Our breakfast at the cabin, my Super Seed Baguette made into Wild Thimble Berry French Toast
Wild Berry Stuffed French Toast
- 6 slices of grain-free or regular bread of your choosing (pictured above I have used the paleo tahini wonder bread and paleo super seed bread recipes from my cookbook)
- 2 pastured eggs
- 2 Tablespoons coconut milk (or almond milk)
- 2 teaspoons maple syrup
- 1 teaspoon vanilla extract, divided
- optional: 1/4 teaspoon almond extract
- optional: 1/2 teaspoon on cinnamon + pinch of fresh grated nutmeg
- 2 ounces goat cream cheese (4 Tablespoons)

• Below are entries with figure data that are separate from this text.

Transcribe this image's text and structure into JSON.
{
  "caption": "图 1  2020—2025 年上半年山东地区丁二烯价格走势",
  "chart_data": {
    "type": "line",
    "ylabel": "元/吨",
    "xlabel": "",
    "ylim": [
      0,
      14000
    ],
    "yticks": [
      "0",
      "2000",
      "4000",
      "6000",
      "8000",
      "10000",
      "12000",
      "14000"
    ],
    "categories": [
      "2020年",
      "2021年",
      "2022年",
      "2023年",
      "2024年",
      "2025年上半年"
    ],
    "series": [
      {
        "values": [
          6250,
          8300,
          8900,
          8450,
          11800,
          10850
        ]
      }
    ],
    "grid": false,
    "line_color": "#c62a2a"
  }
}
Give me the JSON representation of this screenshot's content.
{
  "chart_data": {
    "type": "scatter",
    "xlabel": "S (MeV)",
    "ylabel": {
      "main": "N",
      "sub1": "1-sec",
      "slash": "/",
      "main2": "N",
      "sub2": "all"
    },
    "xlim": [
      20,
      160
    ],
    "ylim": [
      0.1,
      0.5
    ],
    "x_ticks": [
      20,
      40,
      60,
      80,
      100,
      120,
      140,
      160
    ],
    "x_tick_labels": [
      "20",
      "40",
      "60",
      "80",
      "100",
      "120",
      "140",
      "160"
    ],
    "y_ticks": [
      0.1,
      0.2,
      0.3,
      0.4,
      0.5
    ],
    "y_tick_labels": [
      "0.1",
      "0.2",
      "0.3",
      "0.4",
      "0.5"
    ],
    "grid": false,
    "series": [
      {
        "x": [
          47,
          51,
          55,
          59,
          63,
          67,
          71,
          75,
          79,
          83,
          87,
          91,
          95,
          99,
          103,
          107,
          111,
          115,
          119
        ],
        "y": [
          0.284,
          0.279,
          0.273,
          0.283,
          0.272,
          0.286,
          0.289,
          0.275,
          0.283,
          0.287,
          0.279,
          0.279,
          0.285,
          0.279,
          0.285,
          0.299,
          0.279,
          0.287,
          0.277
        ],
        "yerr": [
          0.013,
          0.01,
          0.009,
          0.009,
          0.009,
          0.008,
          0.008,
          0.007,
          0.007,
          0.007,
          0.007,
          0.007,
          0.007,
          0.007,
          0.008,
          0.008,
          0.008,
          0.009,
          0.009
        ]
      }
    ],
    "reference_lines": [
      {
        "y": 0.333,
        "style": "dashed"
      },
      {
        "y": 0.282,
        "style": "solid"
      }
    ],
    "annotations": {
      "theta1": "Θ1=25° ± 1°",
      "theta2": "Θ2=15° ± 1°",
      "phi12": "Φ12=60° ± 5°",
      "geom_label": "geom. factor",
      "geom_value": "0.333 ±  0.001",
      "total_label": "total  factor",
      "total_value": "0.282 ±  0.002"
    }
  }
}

- 1 heaping Tablespoon creamed honey (or other sweetener)
- drizzle of maple syrup for serving
- oil or bacon fat for cooking
- Heat a saute pan up over medium heat. Add in a little cooking oil/fat. (I usually start off by cooking the bacon in a 2nd saute pan and drain off a little of the bacon fat as needed into the pan I use for cooking the French toast.)
- Whisk together eggs, coconut milk, maple syrup, 1/2 teaspoon vanilla extract, (almond extract, cinnamon and nutmeg).
- Dredge each slice of bread into the egg mixture and fry for a few minutes on each side until lightly golden brown.
- While keeping my eye on the French toast, I whip together the goat cheese, honey and 1/2 teaspoon vanilla extract in a small dish. Whip by hand until smooth and creamy.
- Spread a spoonful of the sweetened goat cheese over each slice of cooked French Toast and then top with wild berries (pictured I used huckleberries and thimble berries), and repeat, stacking them as you go, for a total of 3 slices per serving.
- You can drizzle a little maple syrup over top or enjoy as is. I think the sweetened goat cheese adds enough sweetness that maple syrup is not needed, though what the heck, you just need to go “all out” sometimes, that’s what going vacation is all about, right!?